# Import Python Libraries

In [14]:
import pandas as pd
from sklearn.compose import ColumnTransformer, make_column_selector, make_column_transformer
from sklearn.pipeline import make_pipeline
from sklearn.preprocessing import MaxAbsScaler
from sklearn.preprocessing import OneHotEncoder
from sklearn.impute import SimpleImputer
import numpy as np
from joblib import dump
from sklearn.linear_model import LogisticRegression
from sklearn import set_config
import pandas as pd
from dotenv import dotenv_values

In [15]:
pd.set_option('display.max_columns', None)
pd.set_option('display.max_rows', None)

# 1. Download and Enable Db2 Magic Commands Extension for Jupyter Notebook

In [2]:
!wget https://raw.githubusercontent.com/IBM/db2-jupyter/master/db2.ipynb
%run db2.ipynb

--2024-05-13 13:53:48--  https://raw.githubusercontent.com/IBM/db2-jupyter/master/db2.ipynb
Resolving raw.githubusercontent.com (raw.githubusercontent.com)... 185.199.108.133, 185.199.109.133, 185.199.110.133, ...
Connecting to raw.githubusercontent.com (raw.githubusercontent.com)|185.199.108.133|:443... connected.
HTTP request sent, awaiting response... 200 OK
Length: 153545 (150K) [text/plain]
Saving to: ‘db2.ipynb’


2024-05-13 13:53:48 (16.2 MB/s) - ‘db2.ipynb’ saved [153545/153545]

         Install pydatagrid if you want to enable scrolling of result sets.
Db2 Extensions Loaded.


## Load db2 connection config from the `db2con.env` file

In [4]:
db2creds = dotenv_values('db2con.env')
%sql CONNECT CREDENTIALS db2creds

Connection successful. db2ml @ localhost 


# Load ML dataset from Db2

In [12]:
query = %sql SELECT * FROM FLIGHTS_TRAIN
df = pd.DataFrame(query)

cols_show = ['MONTH','DAYOFWEEK', 'UNIQUECARRIER', 'ORIGIN', 'DEST', 'DEPDELAY', 'FLIGHTSTATUS']

print('shape of the dataset: ', df.shape)

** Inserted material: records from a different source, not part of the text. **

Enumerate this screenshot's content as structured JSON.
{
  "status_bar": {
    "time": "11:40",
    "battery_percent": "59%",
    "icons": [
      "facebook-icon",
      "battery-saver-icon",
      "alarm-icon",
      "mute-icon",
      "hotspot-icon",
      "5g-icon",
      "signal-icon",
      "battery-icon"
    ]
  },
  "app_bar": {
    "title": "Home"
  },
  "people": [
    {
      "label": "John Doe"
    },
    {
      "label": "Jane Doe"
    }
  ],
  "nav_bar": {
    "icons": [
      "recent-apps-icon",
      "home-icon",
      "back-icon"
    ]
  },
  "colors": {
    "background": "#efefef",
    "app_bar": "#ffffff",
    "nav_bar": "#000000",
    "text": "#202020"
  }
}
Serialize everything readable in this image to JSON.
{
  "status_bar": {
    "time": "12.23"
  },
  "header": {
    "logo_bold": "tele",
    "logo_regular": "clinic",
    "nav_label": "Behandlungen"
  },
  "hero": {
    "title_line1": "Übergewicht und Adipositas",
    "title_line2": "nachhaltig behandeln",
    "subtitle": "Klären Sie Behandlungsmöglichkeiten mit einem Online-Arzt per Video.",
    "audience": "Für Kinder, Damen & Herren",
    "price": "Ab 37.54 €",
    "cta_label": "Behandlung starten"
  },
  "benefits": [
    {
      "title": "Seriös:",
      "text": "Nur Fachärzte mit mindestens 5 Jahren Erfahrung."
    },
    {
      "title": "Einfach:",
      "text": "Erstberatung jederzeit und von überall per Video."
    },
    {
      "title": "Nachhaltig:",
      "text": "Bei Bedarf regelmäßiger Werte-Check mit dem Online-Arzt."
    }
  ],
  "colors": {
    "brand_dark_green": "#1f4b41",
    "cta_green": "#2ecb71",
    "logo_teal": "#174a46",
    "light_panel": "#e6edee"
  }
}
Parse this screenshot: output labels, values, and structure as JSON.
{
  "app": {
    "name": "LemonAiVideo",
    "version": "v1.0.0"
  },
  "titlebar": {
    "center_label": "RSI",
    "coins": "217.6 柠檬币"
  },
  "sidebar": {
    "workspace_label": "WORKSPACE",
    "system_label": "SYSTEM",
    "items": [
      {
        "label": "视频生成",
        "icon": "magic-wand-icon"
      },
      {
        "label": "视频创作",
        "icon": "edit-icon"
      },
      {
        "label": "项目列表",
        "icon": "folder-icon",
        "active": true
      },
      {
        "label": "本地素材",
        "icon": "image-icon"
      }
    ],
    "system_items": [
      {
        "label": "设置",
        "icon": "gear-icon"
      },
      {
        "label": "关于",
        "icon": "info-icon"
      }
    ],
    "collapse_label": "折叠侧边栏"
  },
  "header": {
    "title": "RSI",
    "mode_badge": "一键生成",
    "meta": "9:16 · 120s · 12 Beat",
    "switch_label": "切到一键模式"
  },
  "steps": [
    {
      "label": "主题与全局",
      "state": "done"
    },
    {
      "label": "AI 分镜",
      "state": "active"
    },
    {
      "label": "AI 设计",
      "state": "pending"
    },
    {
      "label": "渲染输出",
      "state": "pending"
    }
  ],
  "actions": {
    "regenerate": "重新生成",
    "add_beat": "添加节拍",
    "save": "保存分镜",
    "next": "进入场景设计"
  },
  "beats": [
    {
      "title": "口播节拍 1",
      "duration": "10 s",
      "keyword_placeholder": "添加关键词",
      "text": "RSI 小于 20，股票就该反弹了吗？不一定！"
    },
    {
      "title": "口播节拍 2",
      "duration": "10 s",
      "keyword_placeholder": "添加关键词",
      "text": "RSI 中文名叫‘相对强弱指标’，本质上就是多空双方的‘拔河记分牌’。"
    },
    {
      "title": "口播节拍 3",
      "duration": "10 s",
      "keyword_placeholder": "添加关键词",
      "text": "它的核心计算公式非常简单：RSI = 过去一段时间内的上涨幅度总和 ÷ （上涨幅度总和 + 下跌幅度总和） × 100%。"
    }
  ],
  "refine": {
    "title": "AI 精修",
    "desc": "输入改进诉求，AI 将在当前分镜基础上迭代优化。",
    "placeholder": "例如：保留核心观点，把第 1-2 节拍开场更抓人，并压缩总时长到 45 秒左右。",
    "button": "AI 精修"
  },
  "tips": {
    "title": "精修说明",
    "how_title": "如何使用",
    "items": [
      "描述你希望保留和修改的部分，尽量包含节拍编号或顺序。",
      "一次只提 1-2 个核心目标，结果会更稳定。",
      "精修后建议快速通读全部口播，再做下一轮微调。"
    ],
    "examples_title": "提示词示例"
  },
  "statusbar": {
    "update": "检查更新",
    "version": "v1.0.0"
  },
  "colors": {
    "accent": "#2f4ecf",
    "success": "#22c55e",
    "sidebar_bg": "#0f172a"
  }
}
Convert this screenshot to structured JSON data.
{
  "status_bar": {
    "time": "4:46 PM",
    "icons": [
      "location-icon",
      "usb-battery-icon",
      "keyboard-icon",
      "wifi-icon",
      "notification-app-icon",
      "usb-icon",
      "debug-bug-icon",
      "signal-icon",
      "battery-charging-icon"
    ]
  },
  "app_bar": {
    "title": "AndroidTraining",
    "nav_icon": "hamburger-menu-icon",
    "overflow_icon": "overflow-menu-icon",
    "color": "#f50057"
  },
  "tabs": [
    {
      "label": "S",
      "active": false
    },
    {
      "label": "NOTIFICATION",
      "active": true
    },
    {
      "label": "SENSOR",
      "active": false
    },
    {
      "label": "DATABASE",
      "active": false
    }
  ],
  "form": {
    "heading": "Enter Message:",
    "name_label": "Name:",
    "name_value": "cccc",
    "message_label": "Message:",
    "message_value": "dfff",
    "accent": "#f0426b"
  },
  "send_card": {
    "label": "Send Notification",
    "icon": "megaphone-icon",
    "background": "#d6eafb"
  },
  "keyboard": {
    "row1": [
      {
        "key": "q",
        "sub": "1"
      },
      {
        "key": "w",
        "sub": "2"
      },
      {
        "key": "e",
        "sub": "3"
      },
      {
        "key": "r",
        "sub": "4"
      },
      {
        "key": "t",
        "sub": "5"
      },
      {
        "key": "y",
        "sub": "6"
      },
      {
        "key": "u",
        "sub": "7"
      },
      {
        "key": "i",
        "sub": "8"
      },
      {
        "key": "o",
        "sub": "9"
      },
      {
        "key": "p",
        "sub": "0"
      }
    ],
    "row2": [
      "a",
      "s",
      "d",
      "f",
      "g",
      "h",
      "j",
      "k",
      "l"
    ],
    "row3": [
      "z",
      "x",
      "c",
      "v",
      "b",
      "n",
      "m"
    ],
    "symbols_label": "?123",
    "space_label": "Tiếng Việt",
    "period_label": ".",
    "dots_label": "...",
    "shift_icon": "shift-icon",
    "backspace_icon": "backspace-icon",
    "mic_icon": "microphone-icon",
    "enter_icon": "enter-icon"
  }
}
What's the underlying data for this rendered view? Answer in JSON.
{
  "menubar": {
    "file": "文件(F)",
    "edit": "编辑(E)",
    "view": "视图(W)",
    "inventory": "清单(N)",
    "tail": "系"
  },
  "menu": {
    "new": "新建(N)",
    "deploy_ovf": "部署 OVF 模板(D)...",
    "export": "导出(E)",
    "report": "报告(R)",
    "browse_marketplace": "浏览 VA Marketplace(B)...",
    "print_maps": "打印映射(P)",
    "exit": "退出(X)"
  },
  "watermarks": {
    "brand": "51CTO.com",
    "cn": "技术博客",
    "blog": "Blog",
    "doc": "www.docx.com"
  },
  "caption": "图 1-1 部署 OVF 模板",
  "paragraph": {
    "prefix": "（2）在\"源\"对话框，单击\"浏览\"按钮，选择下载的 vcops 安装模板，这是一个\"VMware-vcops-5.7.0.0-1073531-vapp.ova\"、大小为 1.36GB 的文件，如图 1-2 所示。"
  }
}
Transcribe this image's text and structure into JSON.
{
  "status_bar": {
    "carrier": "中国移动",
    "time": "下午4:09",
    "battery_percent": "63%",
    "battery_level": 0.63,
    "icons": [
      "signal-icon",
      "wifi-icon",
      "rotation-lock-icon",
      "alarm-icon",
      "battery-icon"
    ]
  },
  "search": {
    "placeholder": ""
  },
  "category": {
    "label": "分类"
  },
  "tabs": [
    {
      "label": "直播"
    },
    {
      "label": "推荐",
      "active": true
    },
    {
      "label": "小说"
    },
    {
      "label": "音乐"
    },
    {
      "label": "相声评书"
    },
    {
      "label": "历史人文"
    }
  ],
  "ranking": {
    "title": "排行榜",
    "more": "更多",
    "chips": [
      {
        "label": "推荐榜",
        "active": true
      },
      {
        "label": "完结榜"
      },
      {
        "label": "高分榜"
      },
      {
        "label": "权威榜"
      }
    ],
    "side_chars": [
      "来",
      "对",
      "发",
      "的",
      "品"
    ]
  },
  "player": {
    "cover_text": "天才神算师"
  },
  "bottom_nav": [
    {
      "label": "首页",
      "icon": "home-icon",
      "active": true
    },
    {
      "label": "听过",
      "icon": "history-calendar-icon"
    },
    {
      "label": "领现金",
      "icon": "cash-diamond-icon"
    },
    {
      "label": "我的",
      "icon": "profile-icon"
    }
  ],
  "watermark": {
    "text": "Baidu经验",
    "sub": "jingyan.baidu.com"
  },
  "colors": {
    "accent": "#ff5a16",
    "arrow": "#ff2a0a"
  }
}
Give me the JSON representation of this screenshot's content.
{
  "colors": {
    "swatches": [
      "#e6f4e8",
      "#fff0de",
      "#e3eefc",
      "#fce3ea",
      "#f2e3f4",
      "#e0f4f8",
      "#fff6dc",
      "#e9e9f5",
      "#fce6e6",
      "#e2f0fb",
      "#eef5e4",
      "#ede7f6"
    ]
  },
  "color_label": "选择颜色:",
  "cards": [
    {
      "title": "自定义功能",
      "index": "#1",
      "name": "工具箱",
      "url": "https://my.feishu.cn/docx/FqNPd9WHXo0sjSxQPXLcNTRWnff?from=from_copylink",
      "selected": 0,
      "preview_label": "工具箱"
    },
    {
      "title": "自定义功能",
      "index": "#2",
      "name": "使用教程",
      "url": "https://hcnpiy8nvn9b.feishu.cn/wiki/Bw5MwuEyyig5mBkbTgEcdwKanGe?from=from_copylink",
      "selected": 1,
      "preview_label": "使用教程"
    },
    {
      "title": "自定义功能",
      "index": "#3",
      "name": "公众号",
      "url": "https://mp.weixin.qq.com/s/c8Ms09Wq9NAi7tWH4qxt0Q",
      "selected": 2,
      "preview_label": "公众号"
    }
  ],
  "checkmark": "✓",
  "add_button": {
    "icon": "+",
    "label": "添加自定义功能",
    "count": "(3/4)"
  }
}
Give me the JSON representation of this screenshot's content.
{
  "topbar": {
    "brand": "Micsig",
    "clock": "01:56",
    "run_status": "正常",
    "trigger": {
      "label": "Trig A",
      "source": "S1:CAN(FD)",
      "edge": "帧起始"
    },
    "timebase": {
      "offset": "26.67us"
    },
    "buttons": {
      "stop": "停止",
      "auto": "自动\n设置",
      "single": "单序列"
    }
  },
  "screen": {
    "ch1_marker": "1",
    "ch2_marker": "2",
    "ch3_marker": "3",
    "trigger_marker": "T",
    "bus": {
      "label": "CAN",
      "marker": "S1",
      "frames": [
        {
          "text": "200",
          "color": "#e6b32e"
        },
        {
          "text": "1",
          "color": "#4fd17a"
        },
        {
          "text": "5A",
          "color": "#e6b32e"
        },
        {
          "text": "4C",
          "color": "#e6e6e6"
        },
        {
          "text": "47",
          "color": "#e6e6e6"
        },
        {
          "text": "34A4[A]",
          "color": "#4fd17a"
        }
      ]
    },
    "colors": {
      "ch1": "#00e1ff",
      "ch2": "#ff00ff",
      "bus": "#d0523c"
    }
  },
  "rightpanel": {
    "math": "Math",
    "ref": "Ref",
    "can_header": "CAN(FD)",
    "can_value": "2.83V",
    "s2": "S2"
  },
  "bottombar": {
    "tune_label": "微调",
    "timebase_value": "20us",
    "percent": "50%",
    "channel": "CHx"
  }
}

print('sample rows from the dataset:')
df[cols_show].sample(5)

shape of the dataset:  (160000, 19)
sample rows from the dataset:


Unnamed: 0,MONTH,DAYOFWEEK,UNIQUECARRIER,ORIGIN,DEST,DEPDELAY,FLIGHTSTATUS
113095,3,7,MQ,DFW,SGF,29.0,1
48823,1,6,DL,VPS,ATL,11.0,1
4380,6,5,DL,CVG,SLC,4.0,1
116504,10,1,DL,TPA,CVG,-5.0,0
56054,5,7,XE,LFT,IAH,-7.0,0


# Build and Train a Classification Model using Scikit-Learn

In [19]:
# Randomly split the dataset into 2 datasets: train and test sets. The test set has 20% of the original samples. 
# The remaining 80% of the samples remain with the train set. 
df_test = df.sample(frac=0.20)
df_train = df.drop(df_test.index)

# select the subset of columns as the input features for the ML model
input_cols = ['YEAR','QUARTER', 'MONTH',
                      'DAYOFMONTH', 'DAYOFWEEK','UNIQUECARRIER',
                      'ORIGIN', 'DEST', 'CRSDEPTIME',
                      'DEPDELAY', 'DEPDEL15','TAXIOUT','WHEELSOFF',
                      'CRSARRTIME', 'CRSELAPSEDTIME', 'AIRTIME', 'DISTANCEGROUP']

# select the class label, the target column, for the classification model
target = ['FLIGHTSTATUS']

X = df_train[input_cols]
y = df_train[target].astype('int')

# define the strategy to fill in missing values in the numeric columns
num_pipeline = make_pipeline(SimpleImputer(strategy='constant', fill_value=0), 
                            MaxAbsScaler())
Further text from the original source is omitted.